Crónicas levantiscas
Juan M. Marqués Perales
Los que manejan el mundo
De poco un todo
Hoy empieza el tiempo litúrgico de la felicidad. Esto no significa que en otras épocas tengamos los cristianos que estar taciturnos, que nunca. El resto del año la alegría hay que construirla, sin cerrar los ojos a los males y a la desgracia, sobre esta bienaventuranza consoladora: "Dichosos los que lloran". Ahora tampoco cerramos los ojos, pero los tenemos deslumbrados, y toca sí o sí -como un redoble de tambor- el verso de Borges: "Felices los felices". La resurrección no es para menos. Todo tiene remedio menos la muerte, se nos ha dicho, y resulta que la muerte también lo tiene. ¿Cómo no vamos a exultar?
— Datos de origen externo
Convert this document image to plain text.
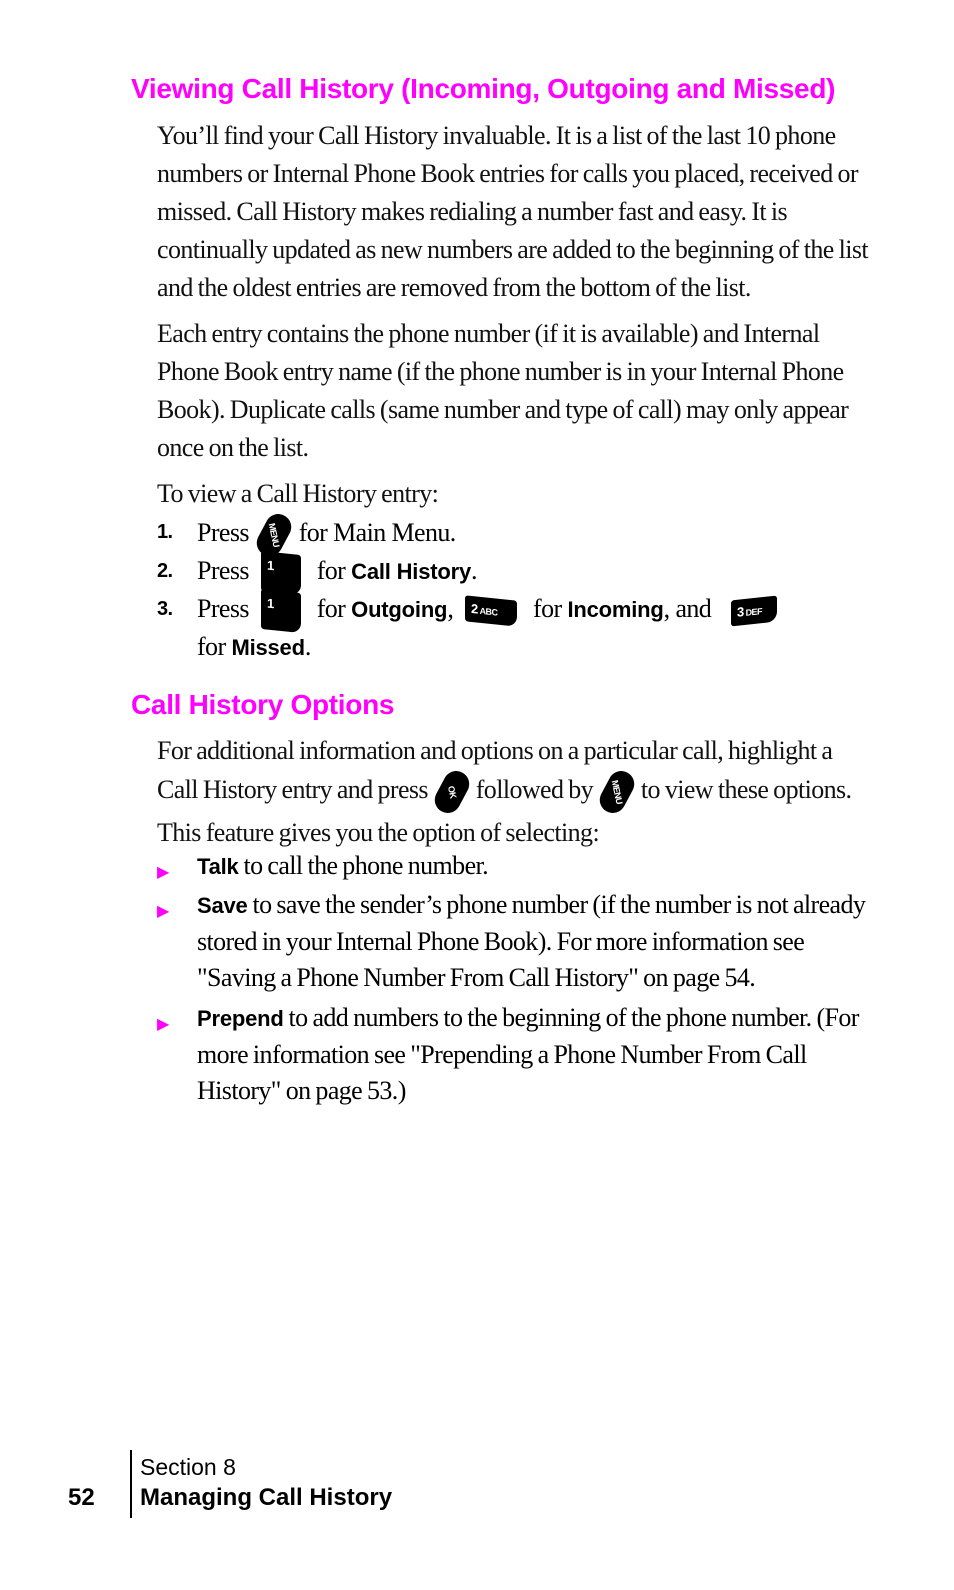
Viewing Call History (Incoming, Outgoing and Missed)

You’ll find your Call History invaluable. It is a list of the last 10 phone numbers or Internal Phone Book entries for calls you placed, received or missed. Call History makes redialing a number fast and easy. It is continually updated as new numbers are added to the beginning of the list and the oldest entries are removed from the bottom of the list.

Each entry contains the phone number (if it is available) and Internal Phone Book entry name (if the phone number is in your Internal Phone Book). Duplicate calls (same number and type of call) may only appear once on the list.

To view a Call History entry:

1. Press	MENU for Main Menu.
2. Press 1 for Call History.
3. Press 1 for Outgoing, 2 ABC for Incoming, and 3 DEF
for Missed.
Call History Options

For additional information and options on a particular call, highlight a Call History entry and press	OK followed by	MENU to view these options. This feature gives you the option of selecting:

▶ Talk to call the phone number.
▶ Save to save the sender’s phone number (if the number is not already stored in your Internal Phone Book). For more information see "Saving a Phone Number From Call History" on page 54.
▶ Prepend to add numbers to the beginning of the phone number. (For more information see "Prepending a Phone Number From Call History" on page 53.)
52
Section 8
Managing Call History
Fe aparte, hay que reconocer que la Iglesia, con sus ritos y fiestas, cada cual con sus colores y su ánimo y sus textos específicos, y todo sincronizado con las estaciones del año, es mucho más polifónica que la postmodernidad y su chunga-chunga machaconamente binario de días laborables y fines de semana. Que haya un tiempo para la felicidad implica, de paso, una enseñanza sutil: la alegría depende de nosotros.
Para saberlo -y actuar en consecuencia- no hace falta ser cristiano. El poeta Javier Almuzara lo tiene clarísimo: "La alegría se aprende, no es un don/ sino una disciplina". Y Andrés Neuman ha escrito de ella con tono de manifiesto artístico: "Tengo la convicción de que, en su sentido más profundo, la alegría no pertenece al mundo anímico sino a un orden estético. […] Me gusta pensar en la alegría como categoría moral, como centro motor de las actividades humanas, incluso como razón de ser del pensamiento. Creo que el vitalismo -quiero existir aquí ahora- es una de nuestras pocas obligaciones irrenunciables. No ser leales a esa obligación significaría menospreciar la fortuna, nunca del todo merecida, de poder participar de la realidad".
Recibir la realidad como un regalo inmerecido es el secreto a voces de la felicidad. Nadie lo ha repetido tanto ni con tanta gracia como Chesterton, cuyo vitalismo comenzaba desde antes de nacer (léase su poema "By the baby unborn" en mi blog "Rayos y truenos") y no acababa jamás (léase el jovial "The skeleton"). Con otros límites, el vitalismo también es la clave para entender las obras de autores menos o nada confesionales, como Wislawa Szymborska o José Luis García Martín. La primera ha exclamado: "Un árbol que crece y el murmullo de sus hojas: con eso tengo más que suficiente". Y el segundo no deja de maravillarse ni un solo día ante todo lo que le pasa o imagina. Hace bien. Sus diarios son catálogos de satisfacciones.
La costumbre del deslumbramiento o La disciplina de la gratitud serían buenos títulos para el libro sobre la felicidad que no vale la pena que escriba. Otros, con más conocimiento de causa, lo han hecho por mí. El pintor Ramón Gaya, cuyos cuadros son una alegría para siempre, murió diciendo: "Gracias". Imposible decir más ni mejor. El final (que no es final) perfecto.